Socor on Saakashvili
Reader Jeremy Putley points us to a recent essay from the Jamestown Foundation's Vladimir Socor about the unfolding situation in Georgia:
SAAKASHVILI’S U.N. ADDRESS TRANSFORMS DISCUSSION ON POST-SOVIET CONFLICTS
Georgian President Mikheil Saakashvili’s September 22 address to the United Nations General Assembly has transformed the terms of international discussion on the post-Soviet “frozen” conflicts. After Saakashvili’s address, hardly any international actors other than Moscow’s ad-hoc supporters could any longer defend Russia’s “peacekeeping” and “mediation” or its prescriptions for political settlement of these conflicts.
Saakashvili’s address has -- for the first time in many years at this level -- clearly set down the basic parameters for dealing with these conflicts:
1. The conflicts in Abkhazia and South Ossetia are “territorial conflicts,” conducted by Russia against Georgia. Saakashvili outlined the process by which “these regions are being annexed” through military force and handover of Russian citizenship to local residents, directly violating international law. This part of Saakashvili’s speech implicitly underscores the long-ignored change in the nature of these conflicts: from local ethnic conflicts (Moscow-orchestrated in the first place) into a Russian assault on Georgia.
2. All ethnic communities suffer in the secessionist enclaves: the Georgians through ethnic cleansing and denial of native-language education, the others through rule by “sponsors of organized crime, fear, and lawlessness. Such suffering must come to an end.” Implicitly but clearly, the grounds for international humanitarian intervention are shown to exist.
3. “Proxies” underscore Russia’s primary role in the conflict. Saakashvili called attention to the heavy arming of Abkhaz and South Ossetian forces by Russia and frequently held joint exercises of secessionist and Russian forces.
4. Russia’s conduct poses a clear case of aggression: “Few examples are more blatant of a state seeking to annex the internationally recognized territory of another state.” Thus, Russia is shown to challenge the foundations of the international system as well.
5. Georgia holds the right of self-defense based on international law: Saakashvili wondered aloud “whether any members in this great hall would tolerate such intervention on their own soil.” Russia, he noted, expects the international community to accept this situation with regard to Georgia. If accepted, then “lawlessness and indifference to it [become] the new rules of the international game.” The ultimate stake transcends Georgia: “There is a vital interest to reject the unraveling of sovereign statehood.”
6. Resolution of these conflicts must be integrated with the agenda for rule of law and democracy: “The residents of our disputed territories are under a form of gangster occupation. The Rose Revolution and democracy in Georgia will remain unfinished until all citizens of Georgia have the right to participate in the life and decisions of the state.”

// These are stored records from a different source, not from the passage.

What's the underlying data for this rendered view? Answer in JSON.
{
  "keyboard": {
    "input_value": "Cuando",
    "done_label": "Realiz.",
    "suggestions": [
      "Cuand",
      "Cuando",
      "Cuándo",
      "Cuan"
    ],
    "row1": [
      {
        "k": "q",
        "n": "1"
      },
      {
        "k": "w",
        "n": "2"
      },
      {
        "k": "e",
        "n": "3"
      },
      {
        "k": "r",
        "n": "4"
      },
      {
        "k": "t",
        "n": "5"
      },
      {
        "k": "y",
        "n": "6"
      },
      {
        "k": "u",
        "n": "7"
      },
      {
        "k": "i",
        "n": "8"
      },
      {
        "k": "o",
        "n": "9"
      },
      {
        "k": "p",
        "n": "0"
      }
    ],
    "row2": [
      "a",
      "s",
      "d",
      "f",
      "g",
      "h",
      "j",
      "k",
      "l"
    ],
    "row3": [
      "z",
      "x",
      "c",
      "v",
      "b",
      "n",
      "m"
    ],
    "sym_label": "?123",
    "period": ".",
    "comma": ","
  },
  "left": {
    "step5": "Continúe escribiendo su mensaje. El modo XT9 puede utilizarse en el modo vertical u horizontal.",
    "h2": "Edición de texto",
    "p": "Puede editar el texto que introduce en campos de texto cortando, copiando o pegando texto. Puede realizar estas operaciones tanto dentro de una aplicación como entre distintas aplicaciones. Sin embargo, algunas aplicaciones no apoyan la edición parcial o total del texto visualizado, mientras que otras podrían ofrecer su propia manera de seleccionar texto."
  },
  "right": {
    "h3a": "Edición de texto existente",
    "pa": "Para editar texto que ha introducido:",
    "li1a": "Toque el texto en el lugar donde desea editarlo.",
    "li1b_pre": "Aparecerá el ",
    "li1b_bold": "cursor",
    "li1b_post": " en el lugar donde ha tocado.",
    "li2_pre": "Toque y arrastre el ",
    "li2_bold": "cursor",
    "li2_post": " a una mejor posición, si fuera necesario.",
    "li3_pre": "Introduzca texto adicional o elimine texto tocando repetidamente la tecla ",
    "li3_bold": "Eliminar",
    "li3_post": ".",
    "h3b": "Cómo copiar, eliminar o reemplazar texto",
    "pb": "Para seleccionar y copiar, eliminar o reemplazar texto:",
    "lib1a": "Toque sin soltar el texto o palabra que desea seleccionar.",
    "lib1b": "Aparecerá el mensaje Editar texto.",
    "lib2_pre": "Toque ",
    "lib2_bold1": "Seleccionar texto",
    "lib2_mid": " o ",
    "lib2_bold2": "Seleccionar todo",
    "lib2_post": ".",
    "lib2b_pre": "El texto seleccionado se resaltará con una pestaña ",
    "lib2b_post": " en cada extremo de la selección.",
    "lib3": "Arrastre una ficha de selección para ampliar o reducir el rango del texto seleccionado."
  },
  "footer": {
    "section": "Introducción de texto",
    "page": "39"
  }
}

7. On their track record, Saakashvili noted, “The inherited peacekeeping frameworks and negotiating formats neither promote peace nor encourage any genuine negotiation.…They have served to perpetuate, rather than resolve the conflicts.” In the course of 12 years, Russia’s “peacekeepers” have failed to facilitate the return of Georgian refugees to Abkhazia. Russian peacekeeping operations have “abused and made a farce of the principles of neutrality, impartiality, and trust.”
8. Georgia calls for international action to “replace and transform the current frameworks for negotiation and peacekeeping in Abkhazia and South Ossetia.” It seeks demilitarization of both areas and the deployment of internationally mandated police units, backed by active engagement of the UN, OSCE, and the European Union. Russia’s ‘peacekeeping’ forces “themselves, by their own choice, not by ours, have in effect annulled their own mandate.” The negotiating formats must be reconfigured to focus on “direct dialogue on the ground between Georgians and Abkhaz, Georgians and South Ossetians” as well as opening the prospect of economic rehabilitation: “Why should our citizens be reduced to such miserable economic conditions?”
9. Thus, Georgia serves notice that it intends to exercise “the sovereign right to request the removal of foreign military forces. We make no secret of our intentions to fulfill this sovereign right and solemn duty.” Saakashvili was alluding to plans by the Georgian government and parliament to issue in October an evaluation of more than a decade of Russian “peacekeeping” and, based on that track record, to demand the termination of those operations.
10. The onus for a peaceful resolution rests not only on Georgia, but on the international community as well: “Let no one ever say that Georgia was not clear as to how it would protect its democracy and its State, let no one ever say that we did not seek to do so by peaceful means alone.…All nations that share these values are willing to sacrifice for them.”
In the run-up to the Georgian parliament’s vote, some governments and international organizations that have over the years grown comfortable with the Russia-created status quo were beginning to discourage Georgia from trying to change that situation. Saakashvili’s UN address -- a consensus product of Georgia’s presidency, leading parliamentarians, and its government -- has rendered those attempts to protect the Russian-made status quo unsustainable from now on.